Mon objectif: nourrir les douze prochains mois de vieux films (en grande partie de la Nouvelle Vague) et de musique pas plus vieille que 1971.
Voilà, en ce 28 décembre 2016, je suis prête et comme un mantra, je le répète à qui veut bien l’entendre: la morosité de 2017 n’aura pas ma peau; je swinguerai au son des Beatles et me pâmerai devant Truffaut, Goddard, Rohmer, Vadim, Lelouch et les autres. Ah, et puis je lirai un livre par mois, c’est mon unique et seule résolution, en plus de continuer à prendre soin de ma joie de vivre.
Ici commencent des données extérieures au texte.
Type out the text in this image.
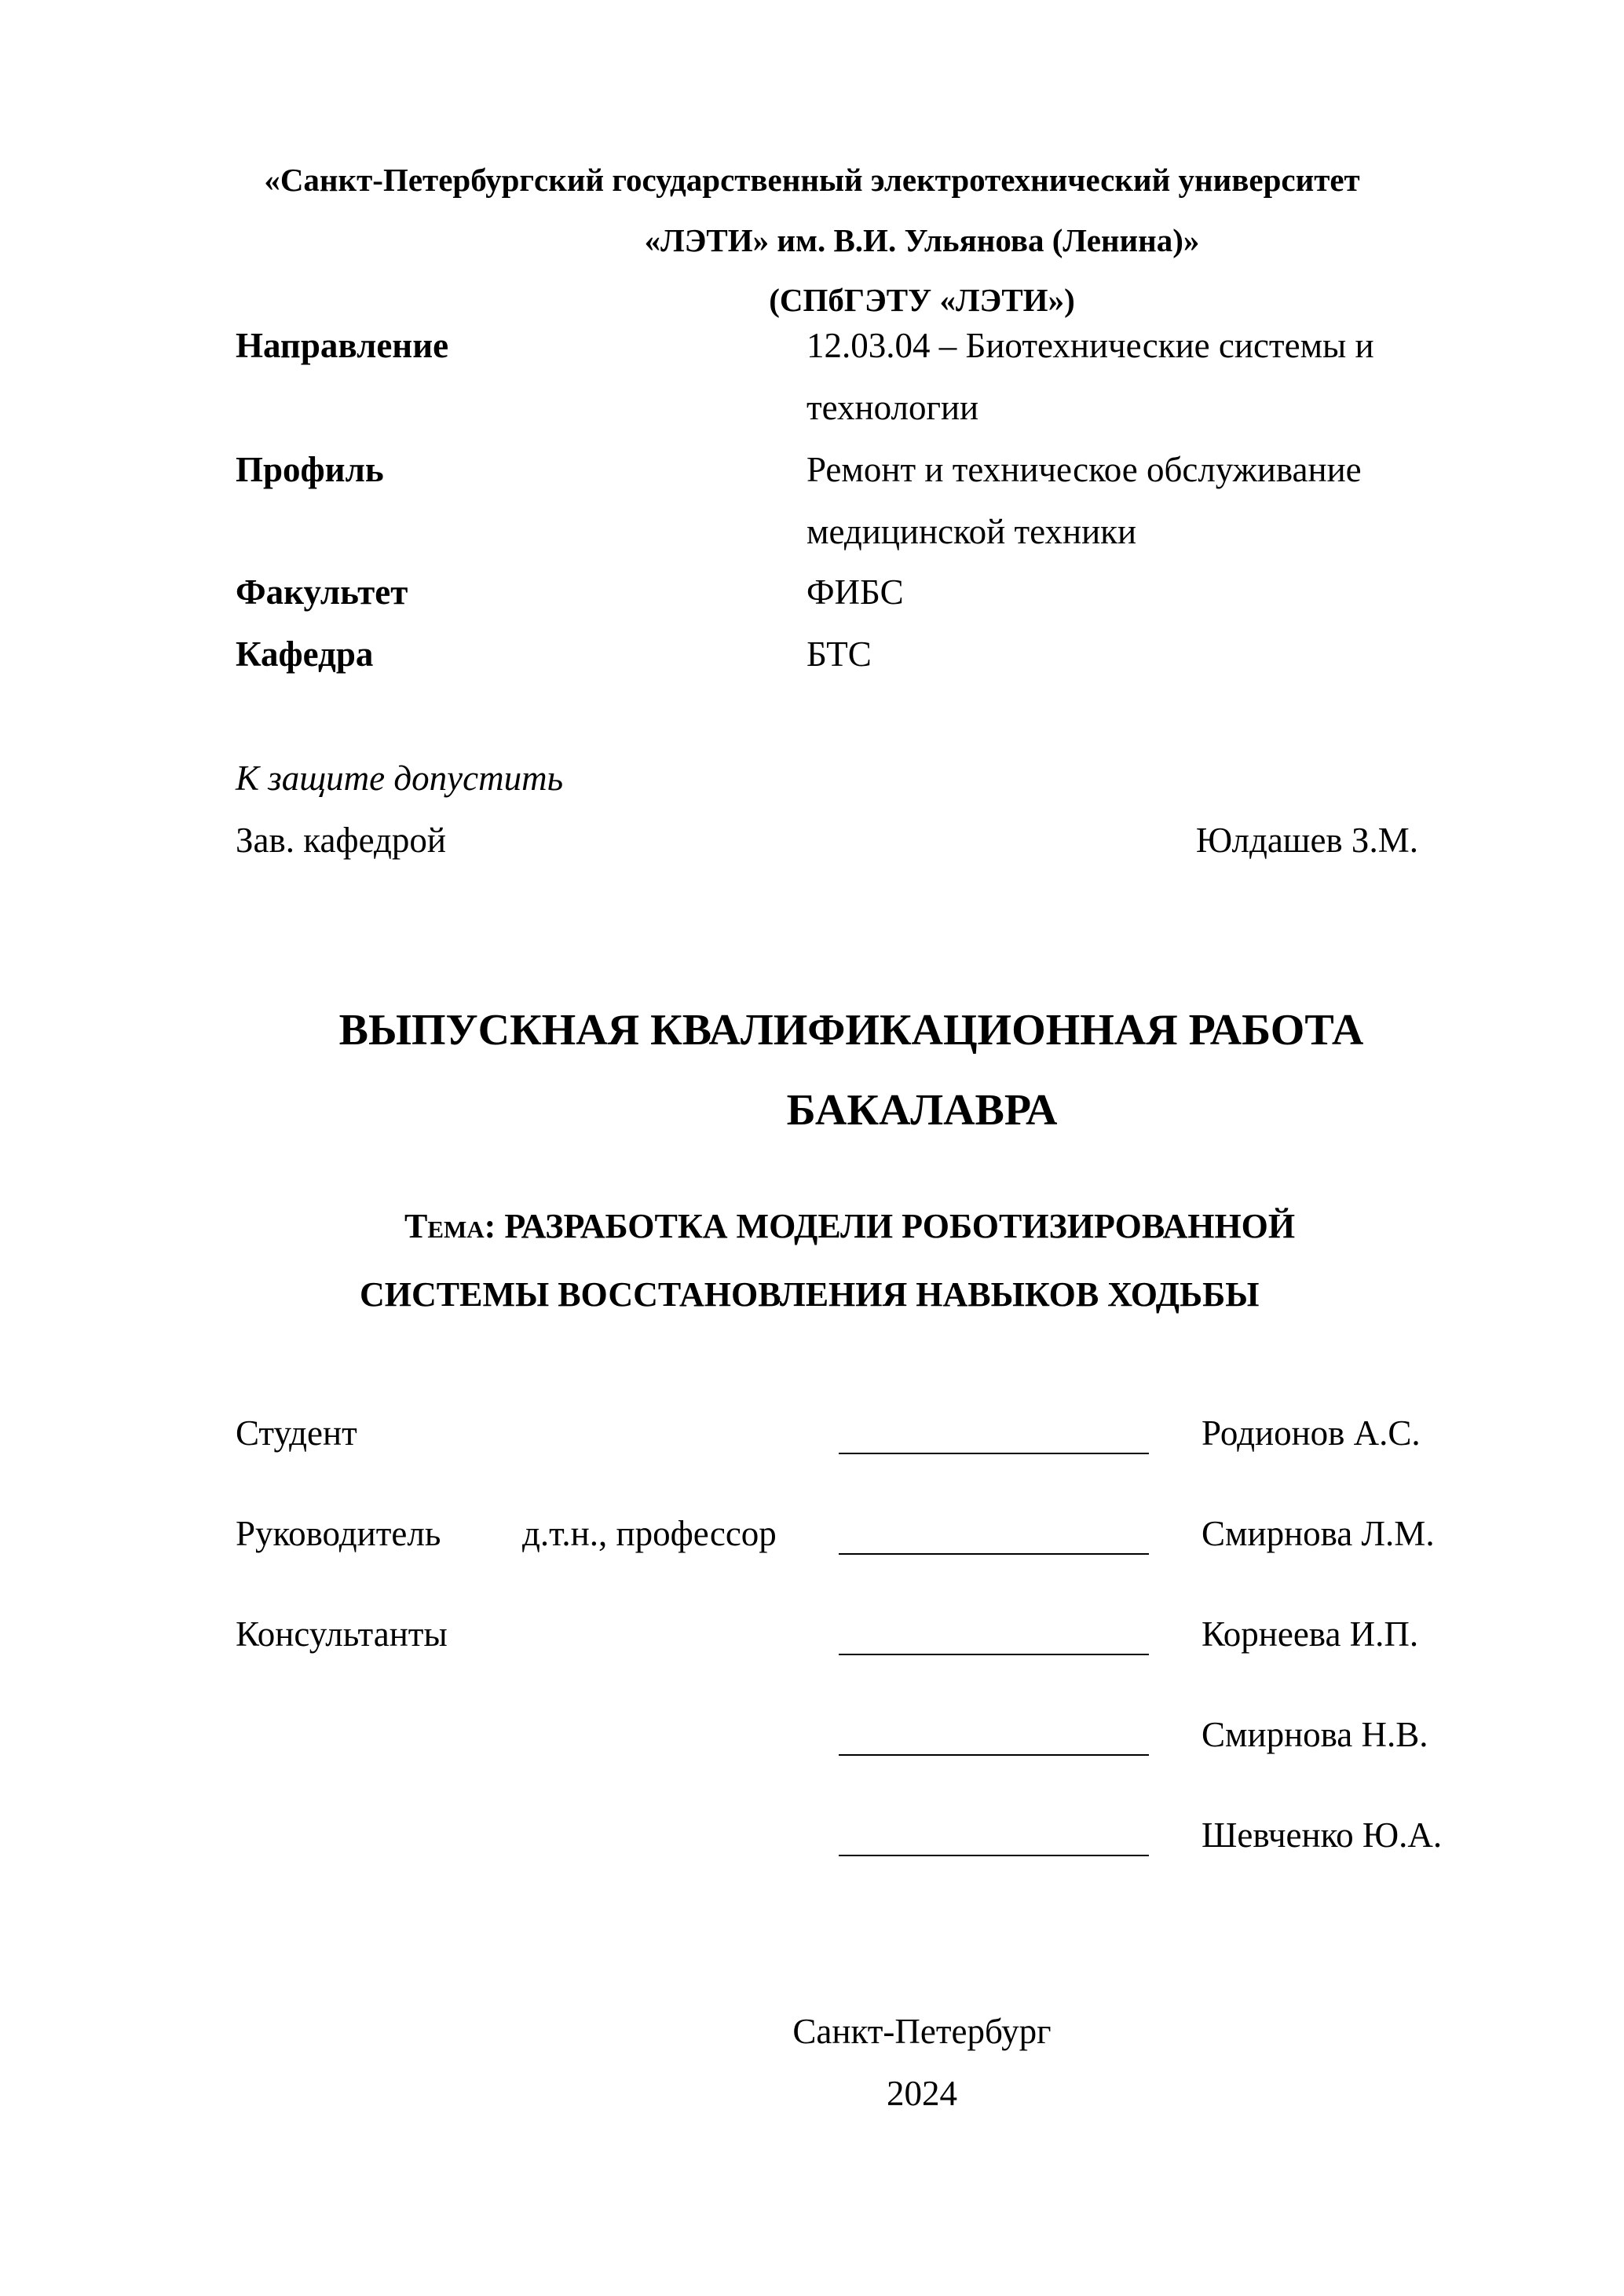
«Санкт-Петербургский государственный электротехнический университет
«ЛЭТИ» им. В.И. Ульянова (Ленина)»
(СПбГЭТУ «ЛЭТИ»)
Направление	12.03.04 – Биотехнические системы и
технологии
Профиль	Ремонт и техническое обслуживание
медицинской техники
Факультет	ФИБС
Кафедра	БТС
К защите допустить
Зав. кафедрой	Юлдашев З.М.
ВЫПУСКНАЯ КВАЛИФИКАЦИОННАЯ РАБОТА
БАКАЛАВРА
Тема: РАЗРАБОТКА МОДЕЛИ РОБОТИЗИРОВАННОЙ
СИСТЕМЫ ВОССТАНОВЛЕНИЯ НАВЫКОВ ХОДЬБЫ
Студент	Родионов А.С.
Руководитель д.т.н., профессор	Смирнова Л.М.
Консультанты	Корнеева И.П.
Смирнова Н.В.
Шевченко Ю.А.
Санкт-Петербург
2024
Bien évidemment, la vie en a décidé autrement..
JANVIER
Je passe le réveillon de la Saint-Sylvestre aux urgences du MGH. Surmenage, grande fatigue physique et crises de migraine à répétition m’ont permis de me rendre compte que je ne prenais pas encore assez bien soin de ma personne. Les médecins urgentistes me font comprendre qu’il va falloir que je lève le pied car ce n’est pas la meilleure façon de commencer l’année.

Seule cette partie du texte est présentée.